Castigation on Capitol Hill
Previously, Magill, Claudine Gay of Harvard, and Sally Kornbluth of MIT were summoned by a committee of lawmakers in Washington to tackle the rising antisemitism in their respective campuses. During the hearing, the university presidents appeared to avoid answering questions on whether or not they would discipline students who were calling out for the genocide of Jews.
In the aftermath of the presidents' deflections, politicians, student groups, and Jewish organizations have called for the resignation of the three. In particular, Harvard Hillel, a Jewish student organization within Harvard, criticized Gay for her testimony on Capitol Hill and called for her resignation.
SNL Lampoons Congress Hearing
Meanwhile, Saturday Night Live created a cold opener mocking the Congress hearing on antisemitism on college campuses for its December 9 episode, hours after Magill's resignation.
According to the New York Post, the skit copied the format of a C-SPAN broadcast to poke fun at Magill, Gay, and Kornbluth as they testified before the House Education Committee and the lawmakers involved in the hearing.
However, not everyone found the jab on the inquiry funny, as viewers took to social media to express their concern that the piece undermined the seriousness of antisemitic incidents on college campuses.

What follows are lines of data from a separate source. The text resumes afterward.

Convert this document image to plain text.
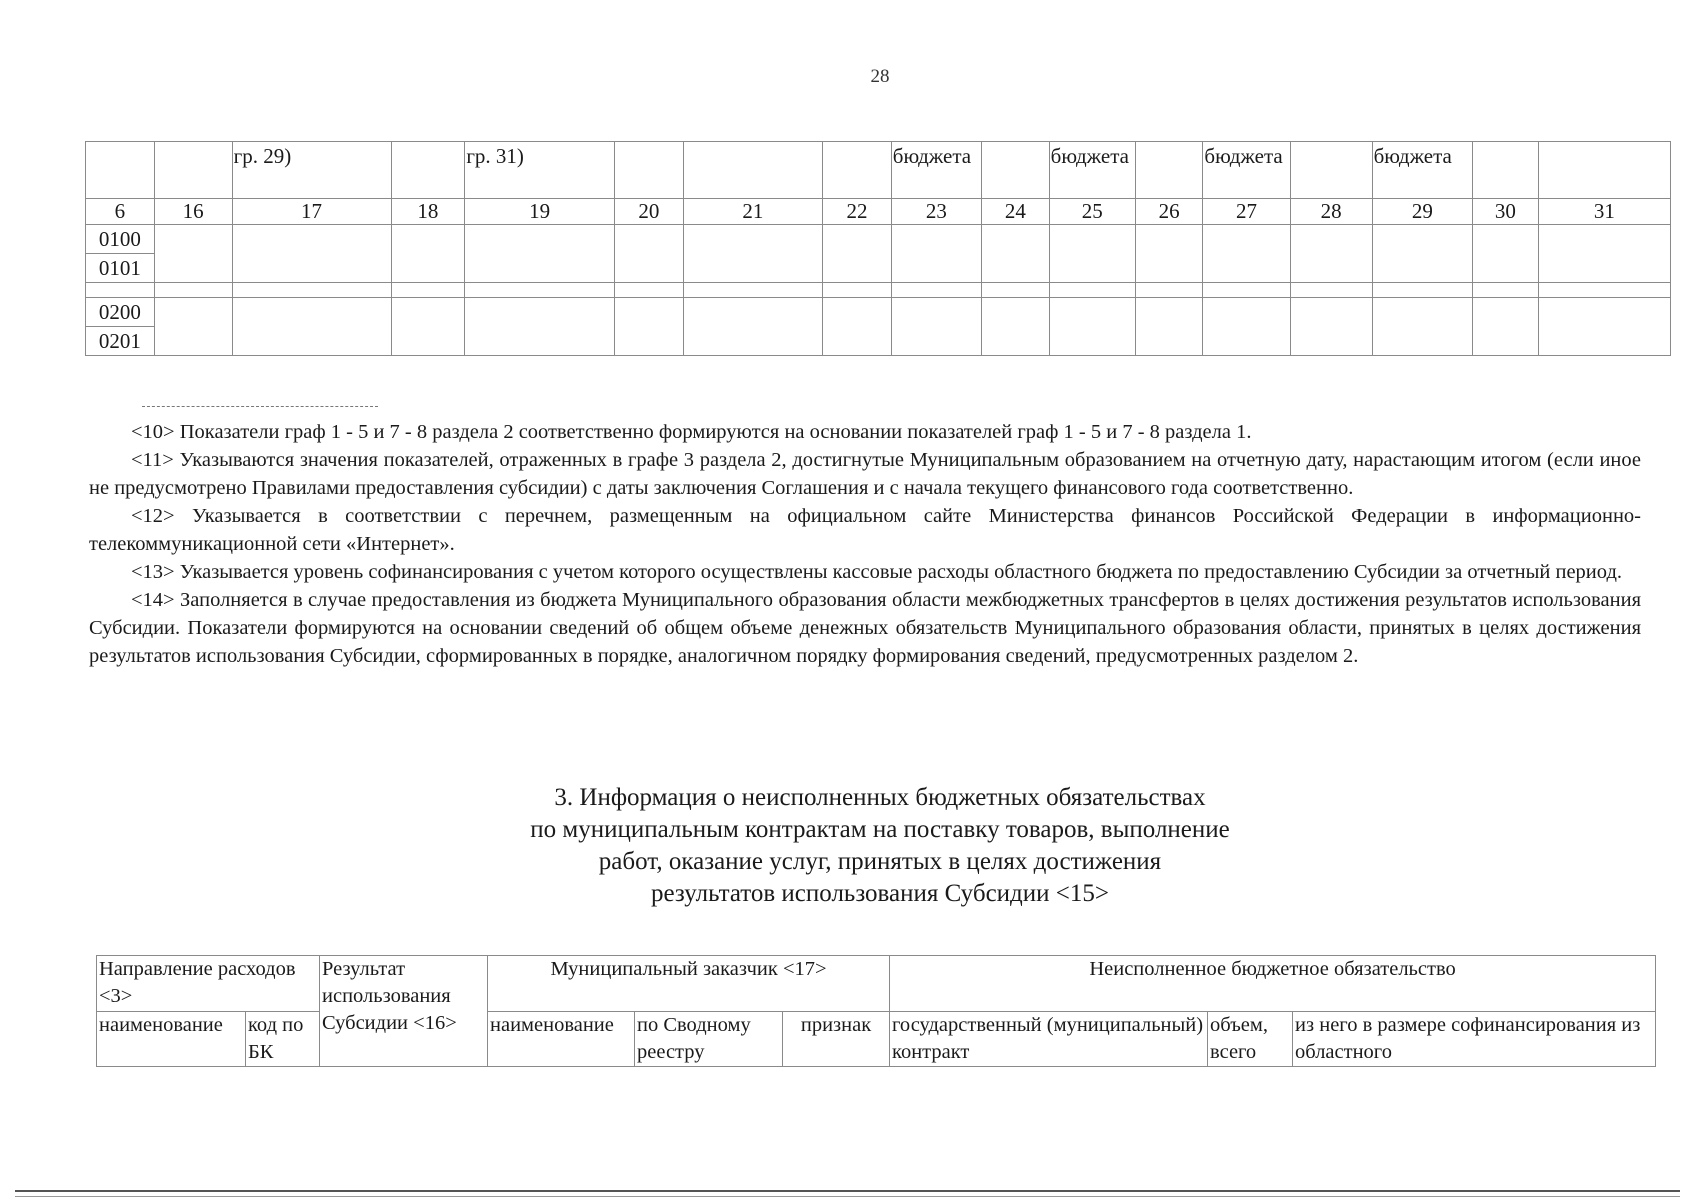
28
		гр. 29)		гр. 31)				бюджета		бюджета		бюджета		бюджета		
6	16	17	18	19	20	21	22	23	24	25	26	27	28	29	30	31
0100																
0101																

0200																
0201																

<10> Показатели граф 1 - 5 и 7 - 8 раздела 2 соответственно формируются на основании показателей граф 1 - 5 и 7 - 8 раздела 1.

<11> Указываются значения показателей, отраженных в графе 3 раздела 2, достигнутые Муниципальным образованием на отчетную дату, нарастающим итогом (если иное не предусмотрено Правилами предоставления субсидии) с даты заключения Соглашения и с начала текущего финансового года соответственно.

<12> Указывается в соответствии с перечнем, размещенным на официальном сайте Министерства финансов Российской Федерации в информационно-телекоммуникационной сети «Интернет».

<13> Указывается уровень софинансирования с учетом которого осуществлены кассовые расходы областного бюджета по предоставлению Субсидии за отчетный период.

<14> Заполняется в случае предоставления из бюджета Муниципального образования области межбюджетных трансфертов в целях достижения результатов использования Субсидии. Показатели формируются на основании сведений об общем объеме денежных обязательств Муниципального образования области, принятых в целях достижения результатов использования Субсидии, сформированных в порядке, аналогичном порядку формирования сведений, предусмотренных разделом 2.

3. Информация о неисполненных бюджетных обязательствах
по муниципальным контрактам на поставку товаров, выполнение
работ, оказание услуг, принятых в целях достижения
результатов использования Субсидии <15>
Направление расходов <3>		Результат использования Субсидии <16>	Муниципальный заказчик <17>			Неисполненное бюджетное обязательство		
наименование	код по БК		наименование	по Сводному реестру	признак	государственный (муниципальный) контракт	объем, всего	из него в размере софинансирования из областного
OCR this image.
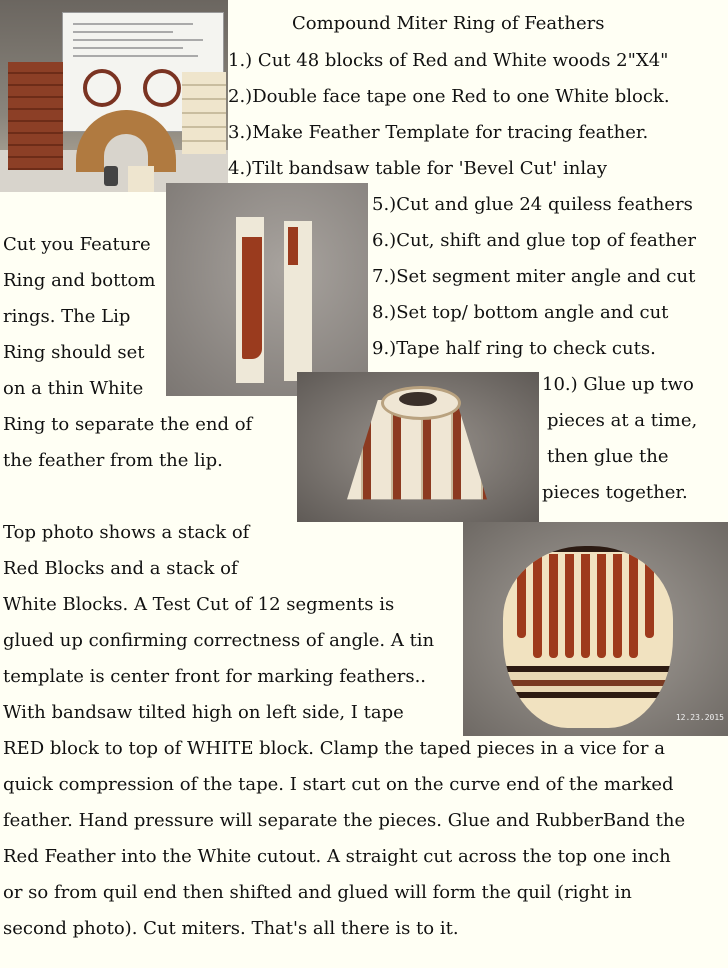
12.23.2015
Compound Miter Ring of Feathers
1.) Cut 48 blocks of Red and White woods 2"X4"
2.)Double face tape one Red to one White block.
3.)Make Feather Template for tracing feather.
4.)Tilt bandsaw table for 'Bevel Cut' inlay
5.)Cut and glue 24 quiless feathers
6.)Cut, shift and glue top of feather
7.)Set segment miter angle and cut
8.)Set top/ bottom angle and cut
9.)Tape half ring to check cuts.
10.) Glue up two
pieces at a time,
then glue the
pieces together.
Cut you Feature
Ring and bottom
rings. The Lip
Ring should set
on a thin White
Ring to separate the end of
the feather from the lip.
Top photo shows a stack of
Red Blocks and a stack of
White Blocks. A Test Cut of 12 segments is
glued up confirming correctness of angle. A tin
template is center front for marking feathers..
With bandsaw tilted high on left side, I tape
RED block to top of WHITE block. Clamp the taped pieces in a vice for a
quick compression of the tape. I start cut on the curve end of the marked
feather. Hand pressure will separate the pieces. Glue and RubberBand the
Red Feather into the White cutout. A straight cut across the top one inch
or so from quil end then shifted and glued will form the quil (right in
second photo). Cut miters. That's all there is to it.
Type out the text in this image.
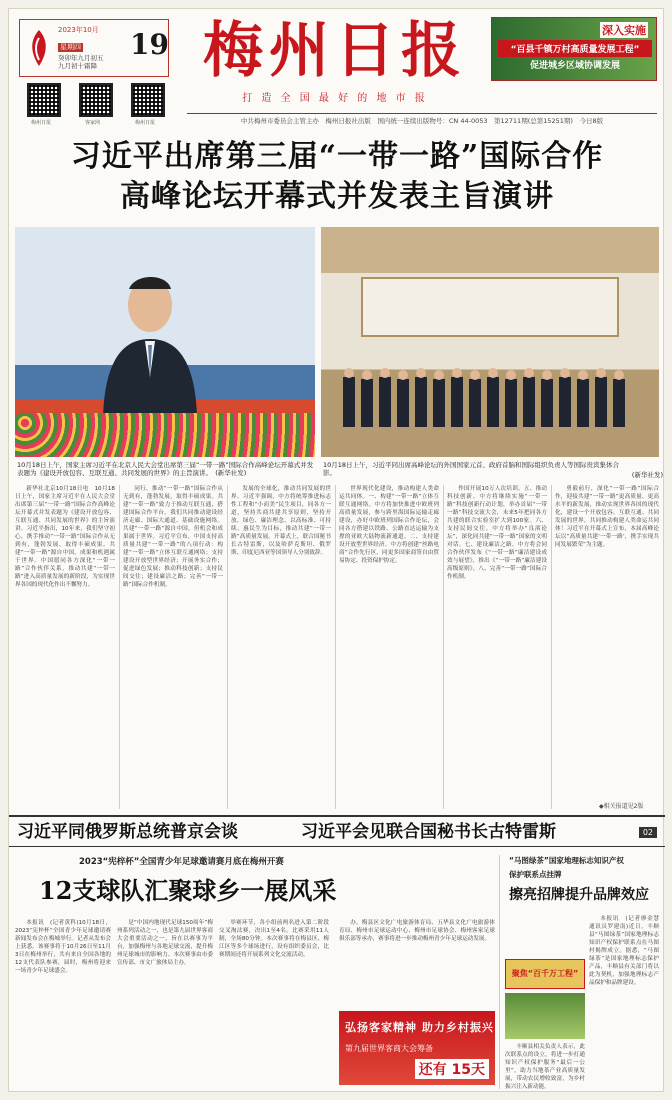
2023年10月
星期四	19
癸卯年九月初五
九月初十霜降
梅州日报	客家网	梅州日报
梅州日报
打 造 全 国 最 好 的 地 市 报
深入实施
“百县千镇万村高质量发展工程”
促进城乡区域协调发展
中共梅州市委员会主管主办　梅州日报社出版　国内统一连续出版物号：CN 44-0053　第12711期(总第15251期)　今日8版
习近平出席第三届“一带一路”国际合作
高峰论坛开幕式并发表主旨演讲
10月18日上午，国家主席习近平在北京人民大会堂出席第三届“一带一路”国际合作高峰论坛开幕式并发表题为《建设开放包容、互联互通、共同发展的世界》的主旨演讲。　(新华社发)
10月18日上午，习近平同出席高峰论坛的外国国家元首、政府首脑和国际组织负责人等国际贵宾集体合影。	(新华社发)

新华社北京10月18日电　10月18日上午，国家主席习近平在人民大会堂出席第三届“一带一路”国际合作高峰论坛开幕式并发表题为《建设开放包容、互联互通、共同发展的世界》的主旨演讲。习近平指出，10年来，我们坚守初心，携手推动“一带一路”国际合作从无到有，蓬勃发展，取得丰硕成果。共建“一带一路”源自中国，成果和机遇属于世界。中国愿同各方深化“一带一路”合作伙伴关系，推动共建“一带一路”进入高质量发展的新阶段，为实现世界各国的现代化作出不懈努力。

同行，推动“一带一路”国际合作从无到有，蓬勃发展，取得丰硕成果。共建“一带一路”致力于推动互联互通，搭建国际合作平台，我们共同推动建设经济走廊、国际大通道、基础设施网络。共建“一带一路”源自中国，但机会和成果属于世界。习近平宣布，中国支持高质量共建“一带一路”的八项行动：构建“一带一路”立体互联互通网络；支持建设开放型世界经济；开展务实合作；促进绿色发展；推动科技创新；支持民间交往；建设廉洁之路；完善“一带一路”国际合作机制。

发展的全球化，推动共同发展的世界。习近平强调，中方将统筹推进标志性工程和“小而美”民生项目，同各方一道，坚持共商共建共享原则，坚持开放、绿色、廉洁理念，以高标准、可持续、惠民生为目标，推动共建“一带一路”高质量发展。开幕式上，联合国秘书长古特雷斯，以及哈萨克斯坦、俄罗斯、印度尼西亚等国领导人分别致辞。

世界现代化建设，推动构建人类命运共同体。一、构建“一带一路”立体互联互通网络。中方将加快推进中欧班列高质量发展，参与跨里海国际运输走廊建设，办好中欧班列国际合作论坛，会同各方搭建以铁路、公路直达运输为支撑的亚欧大陆物流新通道。二、支持建设开放型世界经济。中方将创建“丝路电商”合作先行区，同更多国家商签自由贸易协定、投资保护协定。

作国开展10万人次培训。五、推动科技创新。中方将继续实施“一带一路”科技创新行动计划，举办首届“一带一路”科技交流大会，未来5年把同各方共建的联合实验室扩大到100家。六、支持民间交往。中方将举办“良渚论坛”，深化同共建“一带一路”国家的文明对话。七、建设廉洁之路。中方将会同合作伙伴发布《“一带一路”廉洁建设成效与展望》，推出《“一带一路”廉洁建设高级原则》。八、完善“一带一路”国际合作机制。

勇毅前行，深化“一带一路”国际合作，迎接共建“一带一路”更高质量、更高水平的新发展，推动实现世界各国的现代化，建设一个开放包容、互联互通、共同发展的世界，共同推动构建人类命运共同体！习近平在开幕式上宣布，本届高峰论坛以“高质量共建‘一带一路’，携手实现共同发展繁荣”为主题。

◆相关报道见2版
习近平同俄罗斯总统普京会谈	习近平会见联合国秘书长古特雷斯	02
2023“宪梓杯”全国青少年足球邀请赛月底在梅州开赛
12支球队汇聚球乡一展风采

本报讯　(记者黄科)10月18日，2023“宪梓杯”全国青少年足球邀请赛新闻发布会在梅城举行。记者从发布会上获悉，该赛事将于10月26日至11月3日在梅州举行，共有来自全国各地的12支代表队参赛，届时，梅州将迎来一场青少年足球盛会。

是“中国内地现代足球150周年”梅州系列活动之一，也是第九届世界客商大会重要活动之一，旨在以赛事为平台，加强梅州与各地足球交流，提升梅州足球城市的影响力。本次赛事由市委宣传部、市文广旅体局主办。

举赛环节，各小组前两名进入第二阶段交叉淘汰赛，决出1至4名。比赛采用11人制，全场80分钟。本次赛事将在梅县区、梅江区等多个球场进行，设有组织委员会，比赛期间还将开展系列文化交流活动。

办，梅县区文化广电旅游体育局、五华县文化广电旅游体育局、梅州市足球运动中心、梅州市足球协会、梅州客家足球俱乐部等承办，赛事将进一步推动梅州青少年足球运动发展。

弘扬客家精神 助力乡村振兴
第九届世界客商大会筹备
还有 15天
“马图绿茶”国家地理标志知识产权
保护联系点挂牌
擦亮招牌提升品牌效应
聚焦“百千万工程”

本报讯　(记者廖金慧　通讯员罗建南)近日，丰顺县“马图绿茶”国家地理标志知识产权保护联系点在马图村揭牌成立。据悉，“马图绿茶”是国家地理标志保护产品，丰顺县有关部门将以此为契机，加强地理标志产品保护和品牌建设。

丰顺县相关负责人表示，此次联系点的设立，将进一步打通知识产权保护服务“最后一公里”，助力当地茶产业高质量发展，带动农民增收致富，为乡村振兴注入新动能。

"Only a hate-filled, anti-Semitic SNL could do a sketch about the anti-Semitic college presidents testifying in front of Congress and make the questioner Congresswoman Stefanik the target of the sketch," radio host Mark Simone wrote on X, the social media platform formerly known as Twitter.
Saturday Night Live was created and initially produced by 79-year-old Lorne Michaels, who was born to a Jewish family on a kibbutz in then-British Mandatory Palestine before his family moved to Toronto.
In other parts of SNL's latest episode, Chlore Fineman dropped by the program to express her interest in watching the 2001 film "Save the Last Dance." While dancing to describe a scene in the movie, the film's lead actress, Julia Stiles, appeared to join Fineman to the tune of the crowd's cheers and applause, ET reported.